For several years, The Mission Continues has provided funding and volunteers for different projects that we needed at the farm: covered teaching pavilion, shade sails, raised beds, benches, shed, and compost bays. We also had the honor of serving as a national training site for graduates of one of their community service leadership programs. 

Another way we have improved our farm to school programming was by identifying a need for and developing a gardening curriculum. In a district survey about garden programs, over 100 schools responded saying they were interested in gardening but needed help with identifying curriculum and other resources to help them have a robust garden education program. With this data, we went to our friends at Junior Master Gardener and we worked to standardize the program across the district for early childhood and elementary schools.
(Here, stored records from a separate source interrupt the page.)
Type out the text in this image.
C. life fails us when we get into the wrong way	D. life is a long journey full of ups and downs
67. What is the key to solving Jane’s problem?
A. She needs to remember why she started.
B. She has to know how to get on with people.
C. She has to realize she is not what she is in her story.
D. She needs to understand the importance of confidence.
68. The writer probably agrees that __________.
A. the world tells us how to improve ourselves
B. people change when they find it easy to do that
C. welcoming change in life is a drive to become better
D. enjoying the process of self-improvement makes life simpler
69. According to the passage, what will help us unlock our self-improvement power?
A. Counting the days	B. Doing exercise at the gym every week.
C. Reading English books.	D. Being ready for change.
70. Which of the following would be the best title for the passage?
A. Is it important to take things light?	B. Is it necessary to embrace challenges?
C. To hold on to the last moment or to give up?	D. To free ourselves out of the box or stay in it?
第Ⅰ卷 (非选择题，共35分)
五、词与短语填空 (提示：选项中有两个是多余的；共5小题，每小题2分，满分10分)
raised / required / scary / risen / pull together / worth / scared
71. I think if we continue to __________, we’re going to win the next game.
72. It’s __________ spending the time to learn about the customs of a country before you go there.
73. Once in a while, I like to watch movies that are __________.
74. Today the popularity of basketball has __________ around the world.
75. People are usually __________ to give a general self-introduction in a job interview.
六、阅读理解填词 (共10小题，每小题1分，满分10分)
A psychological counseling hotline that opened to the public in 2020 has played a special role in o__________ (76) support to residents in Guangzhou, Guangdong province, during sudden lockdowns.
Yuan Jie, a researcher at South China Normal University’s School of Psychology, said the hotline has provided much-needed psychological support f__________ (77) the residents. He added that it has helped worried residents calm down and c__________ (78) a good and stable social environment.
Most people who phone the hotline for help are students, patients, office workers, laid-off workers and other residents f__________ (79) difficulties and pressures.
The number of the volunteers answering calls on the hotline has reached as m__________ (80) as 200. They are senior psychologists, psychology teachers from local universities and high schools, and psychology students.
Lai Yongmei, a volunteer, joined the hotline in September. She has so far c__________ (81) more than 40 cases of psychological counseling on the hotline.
Currently, we are working with Texas A&M’s Department of Agriculture, Leadership, Education and Communications to enhance middle school focused garden-based education. 

Lastly, we have been able to develop a wonderful relationship with the Texas Farm Bureau and utilize the “Food Dollar” to show students where in the food chain their money goes. This partnership has also allowed us to provide teachers with more access to resources and opportunities to enhance the work they are doing to educate students about food, agriculture, and natural resource careers. 

This has been an overview of the efforts of Houston ISD’s Nutrition Services to go beyond the plate and ensure that students and families develop more than a consumer relationship with their food. The key takeaway is that our program is gaining traction not only because of what we as a department have done on our own, but because of the partnerships and relationships we have cultivated to help our kids eat better food, connect to the food they eat, and understand how it got to them. To those currently involved in farm to school, I encourage all of us to push ourselves to go beyond the status quo to continue growing and advancing the movement.